Bull's Party Continues

Tuesday is the kind of day that we would like to ignore. Since we can’t, let’s try to look at the highlights of the day, and there were a few of those. Two items stood out in my mind as the catalysts for Tuesday’s rally, the BBY report and the price drop in crude oil, one a legitimate reason for rallying, the other not as much. BBY (Best Buy) said things were pretty good in the flat panel TV department. They beat their number and said the rest of the year would be driven by those higher margin TV sales. With some of the news out of the retailers being fairly negative with back to school sales, this news from BBY was greeted with some pretty good buying across the market. BBY itself was up nearly 10% on the day, not a bad day.

As for crude oil, it dropped nearly $2 and closed under $64. This is the number that we wonder about. Does the fact that the market has gone up with the price of oil mean that the market should go up when the price of oil goes down? The logic could be that the overall level of inflation will be well contained with lower oil so the Fed will be able to hold or even lower rates. If that’s the market’s logic, then we get to the same place because we think the Fed is done raising rates for this cycle. Part of that is driven by lower commodity prices in the short run but the hint of deflation is now in the air as well. We will save the deflation story for another time…

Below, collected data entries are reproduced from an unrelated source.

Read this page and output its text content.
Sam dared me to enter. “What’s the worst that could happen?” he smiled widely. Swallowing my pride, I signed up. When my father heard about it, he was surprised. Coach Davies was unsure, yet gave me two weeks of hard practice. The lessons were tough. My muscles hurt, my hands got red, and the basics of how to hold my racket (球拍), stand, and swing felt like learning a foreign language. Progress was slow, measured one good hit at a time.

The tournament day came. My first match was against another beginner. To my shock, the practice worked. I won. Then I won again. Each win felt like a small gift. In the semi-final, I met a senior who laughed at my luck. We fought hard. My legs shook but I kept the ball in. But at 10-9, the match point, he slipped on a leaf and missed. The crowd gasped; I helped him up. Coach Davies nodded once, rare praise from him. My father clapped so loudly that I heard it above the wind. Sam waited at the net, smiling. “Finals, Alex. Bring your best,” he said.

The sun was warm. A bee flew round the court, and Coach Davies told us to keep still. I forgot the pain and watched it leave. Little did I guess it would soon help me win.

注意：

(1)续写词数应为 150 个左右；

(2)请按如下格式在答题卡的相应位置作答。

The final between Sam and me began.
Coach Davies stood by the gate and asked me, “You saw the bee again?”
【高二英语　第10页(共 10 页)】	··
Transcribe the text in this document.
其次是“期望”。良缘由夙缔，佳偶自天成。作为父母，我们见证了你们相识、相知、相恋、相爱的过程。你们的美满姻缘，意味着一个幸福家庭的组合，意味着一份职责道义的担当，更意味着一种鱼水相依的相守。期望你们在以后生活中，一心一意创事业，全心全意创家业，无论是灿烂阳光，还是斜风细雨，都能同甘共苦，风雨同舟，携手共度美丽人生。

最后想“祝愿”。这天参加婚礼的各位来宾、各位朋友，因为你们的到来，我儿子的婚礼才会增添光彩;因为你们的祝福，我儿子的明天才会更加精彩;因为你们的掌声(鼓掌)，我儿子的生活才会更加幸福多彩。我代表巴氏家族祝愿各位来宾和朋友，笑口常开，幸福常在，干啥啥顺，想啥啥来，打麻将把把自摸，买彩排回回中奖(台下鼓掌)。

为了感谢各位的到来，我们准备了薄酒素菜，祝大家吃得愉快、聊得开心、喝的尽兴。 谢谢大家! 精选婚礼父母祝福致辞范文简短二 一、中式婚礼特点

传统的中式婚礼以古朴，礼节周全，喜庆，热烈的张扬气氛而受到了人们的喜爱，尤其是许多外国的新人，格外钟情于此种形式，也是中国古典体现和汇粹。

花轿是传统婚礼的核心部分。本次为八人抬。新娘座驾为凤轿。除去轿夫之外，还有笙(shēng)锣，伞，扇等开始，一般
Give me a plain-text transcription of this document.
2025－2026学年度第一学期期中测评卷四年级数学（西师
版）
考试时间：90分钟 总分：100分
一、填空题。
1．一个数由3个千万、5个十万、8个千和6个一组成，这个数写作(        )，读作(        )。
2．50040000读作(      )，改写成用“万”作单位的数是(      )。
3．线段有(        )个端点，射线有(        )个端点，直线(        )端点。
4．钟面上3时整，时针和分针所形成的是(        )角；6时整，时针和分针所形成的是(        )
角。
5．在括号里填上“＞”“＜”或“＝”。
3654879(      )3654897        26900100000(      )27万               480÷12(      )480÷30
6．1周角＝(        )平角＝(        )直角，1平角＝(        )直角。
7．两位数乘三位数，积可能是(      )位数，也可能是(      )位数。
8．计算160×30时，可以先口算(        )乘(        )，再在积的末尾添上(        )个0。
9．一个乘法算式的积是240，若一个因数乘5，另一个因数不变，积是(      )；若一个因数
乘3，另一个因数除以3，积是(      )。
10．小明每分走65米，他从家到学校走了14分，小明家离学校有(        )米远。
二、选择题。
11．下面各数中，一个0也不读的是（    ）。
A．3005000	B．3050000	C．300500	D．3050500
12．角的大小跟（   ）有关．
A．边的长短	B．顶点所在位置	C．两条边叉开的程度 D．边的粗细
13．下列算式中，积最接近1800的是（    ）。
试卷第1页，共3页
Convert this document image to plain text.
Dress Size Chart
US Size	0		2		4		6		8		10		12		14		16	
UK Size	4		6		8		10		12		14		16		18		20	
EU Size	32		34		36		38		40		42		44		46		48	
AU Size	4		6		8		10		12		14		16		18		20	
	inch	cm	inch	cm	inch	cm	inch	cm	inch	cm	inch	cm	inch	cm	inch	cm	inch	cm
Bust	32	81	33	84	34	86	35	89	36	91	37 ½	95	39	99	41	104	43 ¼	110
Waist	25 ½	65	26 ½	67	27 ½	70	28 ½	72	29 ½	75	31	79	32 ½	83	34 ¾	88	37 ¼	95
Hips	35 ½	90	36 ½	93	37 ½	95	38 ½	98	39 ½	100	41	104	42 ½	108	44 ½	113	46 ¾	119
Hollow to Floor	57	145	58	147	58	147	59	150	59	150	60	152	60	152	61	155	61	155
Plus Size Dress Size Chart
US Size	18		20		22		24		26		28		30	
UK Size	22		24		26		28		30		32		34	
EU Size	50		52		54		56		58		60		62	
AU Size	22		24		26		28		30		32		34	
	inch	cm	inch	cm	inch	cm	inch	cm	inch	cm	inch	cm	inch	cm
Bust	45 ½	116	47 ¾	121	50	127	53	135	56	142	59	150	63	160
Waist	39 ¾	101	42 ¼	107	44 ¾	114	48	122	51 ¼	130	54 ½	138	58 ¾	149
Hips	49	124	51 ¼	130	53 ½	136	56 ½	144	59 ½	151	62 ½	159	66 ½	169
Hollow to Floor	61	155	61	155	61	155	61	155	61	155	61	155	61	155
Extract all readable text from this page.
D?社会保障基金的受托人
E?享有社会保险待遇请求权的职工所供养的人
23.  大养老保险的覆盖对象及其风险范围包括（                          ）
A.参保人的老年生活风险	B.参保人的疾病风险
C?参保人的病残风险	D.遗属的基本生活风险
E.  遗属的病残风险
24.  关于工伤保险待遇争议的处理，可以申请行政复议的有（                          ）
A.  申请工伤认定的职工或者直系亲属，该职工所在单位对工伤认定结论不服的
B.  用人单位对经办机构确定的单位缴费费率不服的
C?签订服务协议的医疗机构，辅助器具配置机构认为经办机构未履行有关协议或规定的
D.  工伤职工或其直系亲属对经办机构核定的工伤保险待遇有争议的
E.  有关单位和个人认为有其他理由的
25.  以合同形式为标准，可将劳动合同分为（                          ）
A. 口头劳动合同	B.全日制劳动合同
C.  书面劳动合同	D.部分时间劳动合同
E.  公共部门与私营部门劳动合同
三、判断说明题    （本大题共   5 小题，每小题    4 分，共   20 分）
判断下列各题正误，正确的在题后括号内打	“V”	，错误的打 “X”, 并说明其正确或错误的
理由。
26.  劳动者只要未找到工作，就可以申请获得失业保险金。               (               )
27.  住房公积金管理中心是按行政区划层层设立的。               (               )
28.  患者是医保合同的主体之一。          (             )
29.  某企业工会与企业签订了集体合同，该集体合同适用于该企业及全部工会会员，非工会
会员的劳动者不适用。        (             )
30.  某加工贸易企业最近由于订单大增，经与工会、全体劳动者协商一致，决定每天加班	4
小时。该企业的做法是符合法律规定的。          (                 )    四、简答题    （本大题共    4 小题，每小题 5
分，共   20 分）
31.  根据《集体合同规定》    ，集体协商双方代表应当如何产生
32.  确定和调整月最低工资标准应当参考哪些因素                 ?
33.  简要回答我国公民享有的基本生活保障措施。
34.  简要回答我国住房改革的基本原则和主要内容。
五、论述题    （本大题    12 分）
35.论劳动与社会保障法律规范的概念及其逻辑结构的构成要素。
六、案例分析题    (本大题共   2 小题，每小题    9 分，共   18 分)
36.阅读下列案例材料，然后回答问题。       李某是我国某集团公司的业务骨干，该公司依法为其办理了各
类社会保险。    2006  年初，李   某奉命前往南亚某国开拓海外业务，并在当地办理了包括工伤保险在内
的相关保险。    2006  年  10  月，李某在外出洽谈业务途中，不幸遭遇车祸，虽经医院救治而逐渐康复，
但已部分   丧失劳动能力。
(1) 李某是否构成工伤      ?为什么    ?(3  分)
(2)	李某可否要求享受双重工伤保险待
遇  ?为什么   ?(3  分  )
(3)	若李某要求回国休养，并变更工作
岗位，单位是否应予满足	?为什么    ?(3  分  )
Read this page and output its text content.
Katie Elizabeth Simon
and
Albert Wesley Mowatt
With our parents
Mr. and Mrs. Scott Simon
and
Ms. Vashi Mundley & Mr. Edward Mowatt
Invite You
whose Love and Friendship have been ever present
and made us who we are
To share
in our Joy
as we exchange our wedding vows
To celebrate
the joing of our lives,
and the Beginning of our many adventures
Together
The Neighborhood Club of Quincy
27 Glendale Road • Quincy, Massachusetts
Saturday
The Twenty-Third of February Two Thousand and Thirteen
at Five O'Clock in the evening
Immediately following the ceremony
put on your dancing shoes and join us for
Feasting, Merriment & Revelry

The World Record Trade Deficit was a non-event, as the market decided it was time to actually buy the dollar. We said in our last post that the trade deficit would probably be fairly high due to the price of oil and the fact that July is a 31 day month. The deficit was well above estimates but no one was around to actually care. Yes, this number is a bit old since it’s from July but it does have some meaning especially when taken against the negative savings rate in the country. We have said it before and we say it again, the biggest export the US has is dollars. For now it seems the world is content to keep sending them back to us in the form of buying our debt.

Our portfolio got smacked hard today as the major indexes rallied strongly on pretty firm volume. The volatility index we follow (VIX) spiked down during the day to show the utter complacency in the market--no one can imagine the market going down. The major market indexes are below the highs of May but the VIX is again back down to the early May levels—NO FEAR.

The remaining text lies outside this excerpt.